Auch die vom Antragsgegner angeordnete erweiterte Gewerbeuntersagung ist rechtlich nicht zu beanstanden. Nach der Bestimmung des § 35 Abs. 1 S. 2 GewO kann die Untersagung auch auf die Tätigkeit als Vertretungsberechtigter eines Gewerbetreibenden oder als mit der Leitung eines Gewerbebetriebes beauftragten Person sowie auf einzelne andere oder auf alle Gewerbe erstreckt werden, soweit die festgestellten Tatsachen die Annahme rechtfertigen, dass der Gewerbetreibende auch für diese Tätigkeiten oder Gewerbe unzuverlässig ist.

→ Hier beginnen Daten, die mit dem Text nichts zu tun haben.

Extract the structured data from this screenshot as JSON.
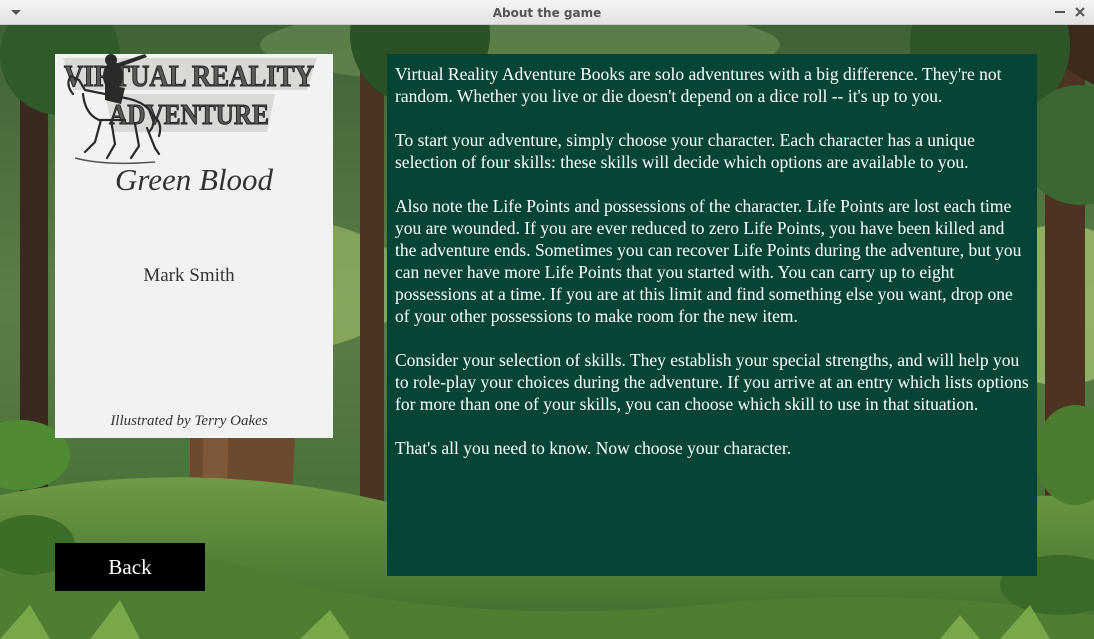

Diese Voraussetzungen liegen regelmäßig dann vor, wenn der Gewerbetreibende solche Pflichten verletzt hat, die für jeden Gewerbetreibenden ohne Rücksicht auf die Branche gelten. Insbesondere die Nichterfüllung steuerrechtlicher Verpflichtungen kann - wie hier - eine solche gewerbeübergreifende Unzuverlässigkeit begründen. Die Erstreckung ist insoweit zulässig, als sie erforderlich ist. Das ist dann der Fall, wenn von dem Gewerbetreibenden ein Ausweichen in andere gewerbliche Tätigkeiten zu erwarten ist. Hierfür müssen keine positiven Anhaltspunkte gegeben sein. Die Wahrscheinlichkeit der anderweitigen Gewerbeausübung ergibt sich regelmäßig schon daraus, dass der Gewerbetreibende - wie hier die Antragstellerin - trotz Unzuverlässigkeit an seiner gewerblichen Tätigkeit festhält; denn durch solch ein Festhalten an dem tatsächlich ausgeübten Gewerbe hat er regelmäßig seinen Willen bekundet, sich auf jeden Fall gewerblich zu betätigen (vgl. BVerwG, Beschluss vom 02.02.1982 a. a. O. Rn. 34).

18

Schließlich liegt die sofortige Vollziehung auch im besonderen öffentlichen Interesse. Ein solches Interesse an der sofortigen Vollziehung (Dringlichkeitsinteresse) an der Gewerbeuntersagungsverfügung ist dann gegeben, wenn die begründete Besorgnis besteht, dass der unzuverlässige Gewerbetreibende einen der vielfältigen berechtigten Belange der Allgemeinheit, zu denen u. a. die des Steuerfiskus gehören, dadurch weiterhin gefährdet, dass er sein Fehlverhalten im Anschluss an die behördliche Gewerbeuntersagung ggf. auch während des Hauptsacheverfahrens fortsetzt (vgl. Beschlüsse der Kammer vom 13.05.2008 - 12 B 16/08 - und vom 17.02.2011 - 12 B 5/11 - n. v. mit Hinweisen auf die Rechtsprechung des BVerwG). Eine solche Gefährdung ist dann anzunehmen, wenn - wie hier - zu erwarten ist, dass dem Fiskus die jeweils neu entstehenden Abgaben erneut und über längere Zeit hinweg vorenthalten werden und die Abgabenrückstände ansteigen oder der Gewerbetreibende seine steuerlichen Verpflichtungen nach wie vor nicht erfüllt.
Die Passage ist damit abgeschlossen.